United Hatzalah volunteer EMT Moshe Raveh was attending to a medical emergency in the town of Shlomi on Shabbat afternoon and was just packing up his equipment after having finished treating the patient when he received another emergency alert regarding a life-threatening incident near the Keshet Cave. In spite of being more than nine kilometers away, Moshe was identified as one of the closest first responders to the incident. He left the building where the previous patient was being loaded into the ambulance, jumped on his ambucycle, and raced down the highway to the cave. Moshe parked his ambucycle at the entrance to the park where the trail began and continued down the path on foot hoping to find where the incident took place.
“After quickly walking down the path for a few minutes, I arrived at an area where the path makes a sharp turn that if you miss, you can fall over the edge of the cliff,” recounted Raveh. “I noticed that there was a tourist group on the trial and a man was standing at the edge of the cliff and told me that his daughter had fallen into the ravine below. A police officer had also arrived and asked if I knew the path and if I could accompany him down the cliff-side. As a local resident, I knew the path down to into the ravine and I took the police officer and another bystander who had offered to help, down the path.”
Raveh and those who accompanied him found the girl on the edge of a precipice, unconscious, and unresponsive. “The first thing we did was move her away from the cliff so that neither she nor we would fall. We brought her to a wide outcropping of rock where we could lie her down and begin treating her. We were worried about the steep drop on one side of us and not falling over the edge, and also worried about the gathered crowd on the cliff above us knocking rocks down on top of us. At the same time, we had to treat the girl for her injuries.”
It took Moshe more than half an hour to arrive at the park and reach the girl from the time that the emergency alert had gone out. “I don’t know exactly how long she had been lying there before I got to her, but it was at least 30 minutes,” Raveh said. “I tried to open her mouth to insert an oropharyngeal airway so that I could more easily provide enriching oxygen to help her, but she was suffering a major spasm in her jaw due to the fall and we could not open her mouth. I placed the mask over her mouth and nose and turned the oxygen on. It took some time for other rescue forces to arrive. Once there was a paramedic at the scene, he sedated her, and only then were we able to open her mouth to insert the oropharyngeal airway.”

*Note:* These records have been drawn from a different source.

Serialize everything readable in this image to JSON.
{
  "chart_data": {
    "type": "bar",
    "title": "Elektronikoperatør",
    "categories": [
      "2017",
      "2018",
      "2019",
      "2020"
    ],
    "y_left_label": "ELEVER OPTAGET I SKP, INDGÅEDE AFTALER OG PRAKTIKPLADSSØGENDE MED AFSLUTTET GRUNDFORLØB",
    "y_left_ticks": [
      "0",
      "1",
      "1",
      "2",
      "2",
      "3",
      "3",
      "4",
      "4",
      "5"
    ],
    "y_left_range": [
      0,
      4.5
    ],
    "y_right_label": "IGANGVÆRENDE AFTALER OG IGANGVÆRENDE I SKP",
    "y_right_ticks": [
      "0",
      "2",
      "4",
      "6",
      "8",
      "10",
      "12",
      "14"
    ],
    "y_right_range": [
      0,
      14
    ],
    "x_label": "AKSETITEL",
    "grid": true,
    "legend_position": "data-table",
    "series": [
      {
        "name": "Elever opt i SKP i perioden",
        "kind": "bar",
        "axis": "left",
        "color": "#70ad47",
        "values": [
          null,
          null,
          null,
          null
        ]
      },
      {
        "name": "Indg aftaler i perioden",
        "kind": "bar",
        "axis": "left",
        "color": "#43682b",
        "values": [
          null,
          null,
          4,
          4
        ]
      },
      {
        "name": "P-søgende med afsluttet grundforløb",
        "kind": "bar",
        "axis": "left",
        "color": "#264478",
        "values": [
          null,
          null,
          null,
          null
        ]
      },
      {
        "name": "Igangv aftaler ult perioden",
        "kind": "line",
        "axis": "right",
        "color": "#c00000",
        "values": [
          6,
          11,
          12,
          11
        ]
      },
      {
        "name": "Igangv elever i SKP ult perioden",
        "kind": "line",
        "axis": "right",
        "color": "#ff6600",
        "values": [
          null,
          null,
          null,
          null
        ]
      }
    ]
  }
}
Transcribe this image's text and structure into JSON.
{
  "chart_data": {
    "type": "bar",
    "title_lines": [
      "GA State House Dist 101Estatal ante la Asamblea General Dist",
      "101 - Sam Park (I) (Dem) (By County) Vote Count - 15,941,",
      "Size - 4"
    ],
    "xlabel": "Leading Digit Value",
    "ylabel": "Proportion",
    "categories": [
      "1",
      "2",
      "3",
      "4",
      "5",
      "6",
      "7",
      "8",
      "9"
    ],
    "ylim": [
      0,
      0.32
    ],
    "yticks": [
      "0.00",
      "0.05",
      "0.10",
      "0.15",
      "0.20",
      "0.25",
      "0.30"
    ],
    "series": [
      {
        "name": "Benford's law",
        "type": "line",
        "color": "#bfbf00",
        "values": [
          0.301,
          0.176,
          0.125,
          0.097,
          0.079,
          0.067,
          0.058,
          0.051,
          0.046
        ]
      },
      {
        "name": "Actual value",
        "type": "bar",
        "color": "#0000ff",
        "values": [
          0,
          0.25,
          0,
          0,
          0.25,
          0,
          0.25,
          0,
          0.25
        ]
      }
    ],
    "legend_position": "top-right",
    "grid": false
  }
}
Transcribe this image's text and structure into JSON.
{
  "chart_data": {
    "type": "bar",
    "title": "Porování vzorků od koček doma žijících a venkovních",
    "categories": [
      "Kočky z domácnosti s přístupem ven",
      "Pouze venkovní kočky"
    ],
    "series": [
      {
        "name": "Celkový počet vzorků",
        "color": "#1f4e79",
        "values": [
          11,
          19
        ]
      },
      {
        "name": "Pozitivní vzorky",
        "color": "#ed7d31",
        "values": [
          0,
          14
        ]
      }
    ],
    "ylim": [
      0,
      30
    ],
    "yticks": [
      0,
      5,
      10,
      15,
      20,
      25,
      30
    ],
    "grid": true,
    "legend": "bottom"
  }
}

Raveh continued to retell his account of the dramatic rescue. “We managed to stabilize her at the scene and then the IDF’s Search and Rescue Unit 669 arrived with a helicopter to medevac the girl to Rambam hospital in Haifa. The whole operation took close to three hours. I responded to the incident around 2:00 p.m. and I only returned home in time for Arvit (the evening prayer at the end of Shabbat). My family told me that they were curious as to where I was but after they prayed they turned on the TV and saw the incident reported on the news and knew exactly where I was and what I had done.”
Raveh said that the incident, while not his first serious trauma incident, still was a bit unusual. “I’ve been an EMT for a long time. I’ve already responded to plenty of medical emergencies where I was the first responder at the scene for a long time and had to treat a seriously injured patient by myself. Today’s incident was no different from that respect. However, it was certainly challenging and difficult to reach the girl on the edge of a cliff and treat her there without being able to get her any other help until the helicopter arrived to transport her. While it is not how I imagined spending my Shabbat Chanukah afternoon, I am very happy that I was able to go and that I had the training and equipment necessary to help save her life and stabilize her while we waited for transport.”